Твоя судьба, в продолжение веков, русский человек! Ведь, может быть, и мачеху били в детстве; и вот ты входишь в это и говоришь - бог с ней! Но ты так не делай. Ты пожалей маленьких; тебя теперь бить не будут, и не оправдывай жестокость над тем, кто уже родился не рабом.

Мне скажут: вы нападаете на институт присяжных, когда и без того... и так далее. Не нападаю я на институт, и в уме не имею нападать на него, он хорош, он бесконечно лучше того суда, в котором не участвовала общественная совесть.

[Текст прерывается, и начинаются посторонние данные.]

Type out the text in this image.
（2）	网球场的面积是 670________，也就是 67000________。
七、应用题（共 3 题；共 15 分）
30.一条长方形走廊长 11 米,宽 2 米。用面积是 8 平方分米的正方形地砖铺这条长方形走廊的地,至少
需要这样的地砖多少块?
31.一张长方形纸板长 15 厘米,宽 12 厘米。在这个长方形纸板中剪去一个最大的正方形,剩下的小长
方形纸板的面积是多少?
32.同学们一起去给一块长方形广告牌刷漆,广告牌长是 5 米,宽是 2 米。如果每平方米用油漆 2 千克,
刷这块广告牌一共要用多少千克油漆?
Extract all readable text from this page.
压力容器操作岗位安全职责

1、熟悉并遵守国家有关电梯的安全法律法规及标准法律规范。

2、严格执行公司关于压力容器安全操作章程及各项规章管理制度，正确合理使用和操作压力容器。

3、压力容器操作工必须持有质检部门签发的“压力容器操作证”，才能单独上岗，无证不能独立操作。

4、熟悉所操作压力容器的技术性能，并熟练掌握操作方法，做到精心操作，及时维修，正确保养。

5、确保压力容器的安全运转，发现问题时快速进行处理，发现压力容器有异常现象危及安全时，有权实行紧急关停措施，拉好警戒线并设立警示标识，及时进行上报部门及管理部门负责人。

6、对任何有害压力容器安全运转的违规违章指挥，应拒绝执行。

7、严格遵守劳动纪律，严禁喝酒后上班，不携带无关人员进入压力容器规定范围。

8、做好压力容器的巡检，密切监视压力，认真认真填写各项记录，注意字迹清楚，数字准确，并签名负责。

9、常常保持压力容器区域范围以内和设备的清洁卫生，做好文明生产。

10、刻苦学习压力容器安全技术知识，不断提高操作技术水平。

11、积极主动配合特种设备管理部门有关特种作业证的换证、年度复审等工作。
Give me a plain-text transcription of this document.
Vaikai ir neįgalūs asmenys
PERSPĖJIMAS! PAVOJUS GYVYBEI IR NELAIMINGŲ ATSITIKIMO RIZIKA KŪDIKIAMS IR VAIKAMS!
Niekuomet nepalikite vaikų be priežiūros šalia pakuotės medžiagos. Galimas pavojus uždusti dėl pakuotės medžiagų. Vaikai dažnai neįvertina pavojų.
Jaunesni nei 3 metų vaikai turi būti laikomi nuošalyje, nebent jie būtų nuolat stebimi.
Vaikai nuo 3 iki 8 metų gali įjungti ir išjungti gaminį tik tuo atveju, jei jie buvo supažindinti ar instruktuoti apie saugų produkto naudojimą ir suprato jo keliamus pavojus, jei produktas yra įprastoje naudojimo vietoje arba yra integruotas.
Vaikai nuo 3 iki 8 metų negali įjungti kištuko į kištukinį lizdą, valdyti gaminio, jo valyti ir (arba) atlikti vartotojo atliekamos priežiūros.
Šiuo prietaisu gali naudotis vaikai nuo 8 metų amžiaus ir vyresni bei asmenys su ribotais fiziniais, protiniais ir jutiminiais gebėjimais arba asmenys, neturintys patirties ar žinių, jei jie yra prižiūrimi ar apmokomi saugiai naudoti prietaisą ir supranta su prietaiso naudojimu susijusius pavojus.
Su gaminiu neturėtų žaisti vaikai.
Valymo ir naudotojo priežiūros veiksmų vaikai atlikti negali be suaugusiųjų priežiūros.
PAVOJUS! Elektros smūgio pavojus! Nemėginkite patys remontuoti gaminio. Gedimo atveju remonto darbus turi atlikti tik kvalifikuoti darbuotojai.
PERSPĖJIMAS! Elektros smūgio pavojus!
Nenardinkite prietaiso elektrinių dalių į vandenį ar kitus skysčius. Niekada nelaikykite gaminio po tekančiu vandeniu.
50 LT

Но я беседую с этой совестью о таком-то и таком-то ее проявлении...

Но бить ребенка какой-нибудь год и потом выкинуть на верную смерть - это другое дело. "Муж оправданной, - пишет г-н Достоевский в вышедшем на днях "Дневнике", - увез ее в тот же вечер, уже в одиннадцатом часу, к себе домой, и она, счастливая, вошла опять в свой дом". Как трогательно. Но горе бедному ребенку, если он остался в том доме, куда вошла "счастливая"; горе ему, если он когда-нибудь попадет в отцовский дом.

"Аффект беременности" - ну, выдумано новое жалкое слово. Как бы силен этот аффект ни был, однако женщина под влиянием его не бросалась ни на мужа, ни на соседних жильцов. Весь аффект ее исключительно предназначался для той беззащитной девочки, которую она тиранила целый год без всякого аффекта. На чем же основались присяжные в оправдании? На том, что один психиатр признал "болезненное состояние души" подсудимой во время совершения преступления; трое других психиатров заявили только, что болезненное состояние беременной женщины могло повлиять на совершение преступления; а один акушер, профессор Флоринский, которому едва ли не лучше известны все проявления состояния беременности, выразил прямо несогласие с такими мнениями. Стало быть, четверо из пятерых экспертов не признали, что в данном случае преступление положительно было совершено в состоянии "аффекта беременности" и затем невменяемости. Но присяжные оправдали. Эк, велико дело: ведь не убился же ребенок; а что его били, так ведь "его должность такая".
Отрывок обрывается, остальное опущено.